The Institute of Directors’ decision to launch its first women‑only cohort of the Accelerated Certificate in Company Direction is a timely example of this shift from rhetoric to action. This programme was created in direct response to feedback from our members and delegates, recognising that women benefit from environments where they can learn, challenge perspectives, share experiences and build powerful peer networks.
These spaces matter. They create room for candour, for shared understanding, and for leadership development that acknowledges the realities women face at senior levels – realities that mixed‑gender environments can, unintentionally, gloss over. When women come together in a dedicated cohort, the conversation changes, the barriers that usually require explanation suddenly don’t and the energy shifts from navigating context to accelerating capability.
Women’s networks have long been a quiet engine of leadership progression. They provide peersupport that counters the isolation many women experience at the top. For those with aspirations of a board position, role modelling makes senior leadership feel attainable rather than exceptional. That visibility and sponsorship has consistently shown to be critical to advancement.
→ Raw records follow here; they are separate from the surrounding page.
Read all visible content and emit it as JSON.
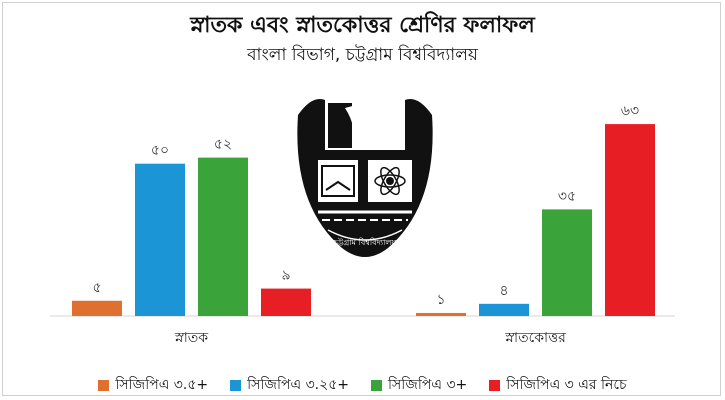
{
  "chart_data": {
    "type": "bar",
    "title": "স্নাতক এবং স্নাতকোত্তর শ্রেণির ফলাফল",
    "subtitle": "বাংলা বিভাগ, চট্টগ্রাম বিশ্ববিদ্যালয়",
    "categories": [
      "স্নাতক",
      "স্নাতকোত্তর"
    ],
    "series": [
      {
        "name": "সিজিপিএ ৩.৫+",
        "color": "#e07030",
        "values": [
          5,
          1
        ],
        "labels": [
          "৫",
          "১"
        ]
      },
      {
        "name": "সিজিপিএ ৩.২৫+",
        "color": "#1b95d6",
        "values": [
          50,
          4
        ],
        "labels": [
          "৫০",
          "৪"
        ]
      },
      {
        "name": "সিজিপিএ ৩+",
        "color": "#3aa43a",
        "values": [
          52,
          35
        ],
        "labels": [
          "৫২",
          "৩৫"
        ]
      },
      {
        "name": "সিজিপিএ ৩ এর নিচে",
        "color": "#e81e25",
        "values": [
          9,
          63
        ],
        "labels": [
          "৯",
          "৬৩"
        ]
      }
    ],
    "ylim": [
      0,
      65
    ],
    "grid": false,
    "legend": "bottom"
  },
  "emblem": {
    "text": "চট্টগ্রাম বিশ্ববিদ্যালয়"
  }
}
But networks alone aren’t enough. They need to be paired with high‑quality, rigorous development opportunities, programmes that equip women with the governance, finance, strategy and leadership skills required for board effectiveness. We know that the Accelerated Certificate in Company Direction does exactly that, offering an intensive, globally recognised pathway toward Chartered Director status. The women‑only cohort simply ensures that the learning environment is as inclusive and empowering as the content itself.
We’ve seen a shift from talking about “equality” to “equity” this is about recognising that identical treatment does not produce identical outcomes when the starting points are different. Dedicated spaces give women the psychological safety and peer community to stretch, question, and lead with confidence. And when women thrive in these environments, organisations benefit from stronger, more diverse, more resilient boards.
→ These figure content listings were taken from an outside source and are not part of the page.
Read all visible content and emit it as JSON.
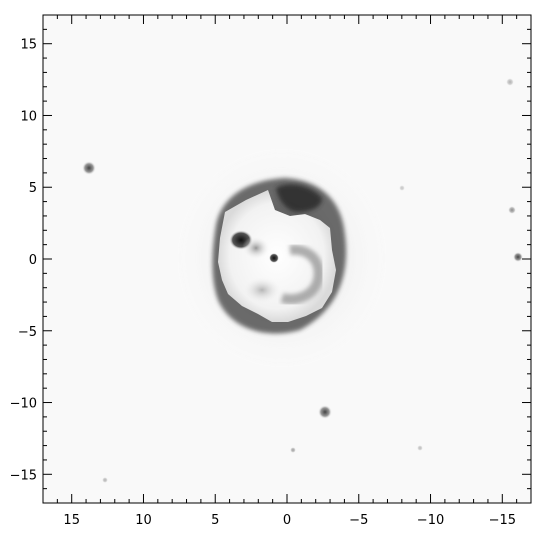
{
  "image": {
    "description_kind": "astronomical grayscale image",
    "colormap": "inverted grayscale (dark = bright emission)"
  },
  "axes": {
    "x": {
      "range": [
        17,
        -17
      ],
      "tick_labels": [
        "15",
        "10",
        "5",
        "0",
        "−5",
        "−10",
        "−15"
      ],
      "tick_values": [
        15,
        10,
        5,
        0,
        -5,
        -10,
        -15
      ],
      "minor_step": 1
    },
    "y": {
      "range": [
        -17,
        17
      ],
      "tick_labels": [
        "−15",
        "−10",
        "−5",
        "0",
        "5",
        "10",
        "15"
      ],
      "tick_values": [
        -15,
        -10,
        -5,
        0,
        5,
        10,
        15
      ],
      "minor_step": 1
    }
  },
  "colors": {
    "frame": "#000000",
    "background": "#f9f9f9"
  }
}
People no longer look at what businesses and organisations say in response to this imbalance, but instead at what they do. Creating intentional spaces for women’s leadership development is one of the most meaningful things organisations can do.
On International Women’s Day, the call to action is clear: Invest in women. Invest in their networks. Invest in the environments where they can grow without constraint.
Because when women rise, boards strengthen and businesses, economies and societies follow.